Incentive payments will be made after the end of the fiscal quarter, or the fiscal year, as applicable, once financial results have been determined, and in the case of the fiscal year end audited, and team goal achievement has been reviewed and approved by the Compensation Committee and Board of Directors as provided above.

Eligible Wages

Eligible Wages means the 12-month base salary paid during the applicable incentive period, exclusive of any bonuses or wage supplements. In the case of hourly employees, Eligible Wages mean ordinary wages earned and paid exclusive of any overtime wages paid during the incentive period.

For Non-Executive employees, the Incentive Target used in any calculation is that Incentive Target that is effective the last day of the given fiscal quarter. For Executives, the Incentive target used in any calculation is that Incentive Target that is effective the last day of the fourth fiscal quarter.

Leave of Absences

Employees who are on an approved Leave of Absence at the time the incentive is paid and who have met the criteria for a payout will be eligible for an incentive payment provided they have worked at least fifty percent of the working days during that fiscal quarter of Incentive Period, as applicable, unless otherwise provided by local law.

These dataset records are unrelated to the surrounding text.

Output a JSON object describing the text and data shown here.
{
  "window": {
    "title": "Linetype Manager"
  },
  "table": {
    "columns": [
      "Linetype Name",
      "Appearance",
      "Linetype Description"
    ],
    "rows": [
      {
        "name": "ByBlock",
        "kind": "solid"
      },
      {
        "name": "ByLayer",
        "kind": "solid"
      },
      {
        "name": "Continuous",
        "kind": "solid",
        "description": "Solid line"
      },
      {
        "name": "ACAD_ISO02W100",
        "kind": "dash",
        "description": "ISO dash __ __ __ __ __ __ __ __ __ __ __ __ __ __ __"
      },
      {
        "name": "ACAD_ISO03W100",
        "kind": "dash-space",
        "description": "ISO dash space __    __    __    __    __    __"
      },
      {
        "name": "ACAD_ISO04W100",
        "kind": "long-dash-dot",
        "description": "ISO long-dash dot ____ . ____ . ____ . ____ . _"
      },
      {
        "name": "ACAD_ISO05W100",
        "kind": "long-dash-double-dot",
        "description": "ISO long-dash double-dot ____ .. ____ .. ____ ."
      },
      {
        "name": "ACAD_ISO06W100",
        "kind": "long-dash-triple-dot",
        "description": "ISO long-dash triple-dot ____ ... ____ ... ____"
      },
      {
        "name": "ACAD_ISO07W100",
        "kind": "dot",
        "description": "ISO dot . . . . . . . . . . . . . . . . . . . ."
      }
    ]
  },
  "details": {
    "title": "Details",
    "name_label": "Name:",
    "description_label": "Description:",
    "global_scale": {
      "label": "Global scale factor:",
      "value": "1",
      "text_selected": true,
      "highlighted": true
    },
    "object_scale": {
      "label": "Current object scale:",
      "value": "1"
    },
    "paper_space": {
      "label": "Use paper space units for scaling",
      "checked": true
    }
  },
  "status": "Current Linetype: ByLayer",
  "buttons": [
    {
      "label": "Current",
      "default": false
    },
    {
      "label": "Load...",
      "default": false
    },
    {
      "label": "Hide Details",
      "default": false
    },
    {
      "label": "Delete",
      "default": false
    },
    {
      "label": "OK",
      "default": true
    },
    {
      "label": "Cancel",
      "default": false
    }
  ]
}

Performance Improvement Plan

Employees who are on a formal Performance Improvement Plan (PIP) due to an Improvement Required rating determination or other unsatisfactory performance review at any time during a fiscal quarter are not eligible to receive an incentive payment for that quarter. The determination of the employee’s manager shall be conclusive and final with respect to the issue of whether a PIP has been satisfactorily performed.

Taxing

All required and applicable taxes and deductions will be withheld from incentive payments.

Plan Administrators

The Compensation Committee of the Board of Directors will oversee the Plan. The Human Resources Department will administer the Plan.

Company Discretion

Participation in this plan does not constitute a contract of employment with the Company for any specified period of time, nor is it an entitlement to participate in any other program or any future program. The Compensation Committee reserves the right to cancel, revise, interpret, and apply this Plan and its provisions and to reduce any amounts payable under its terms at its sole discretion. Changes to the Plan must be in writing. Changes impacting the Executives must be approved by the Compensation Committee. The Company’s VP of Corporate Services, VP of Human Resources, and CEO must approve any exceptions to the Plan.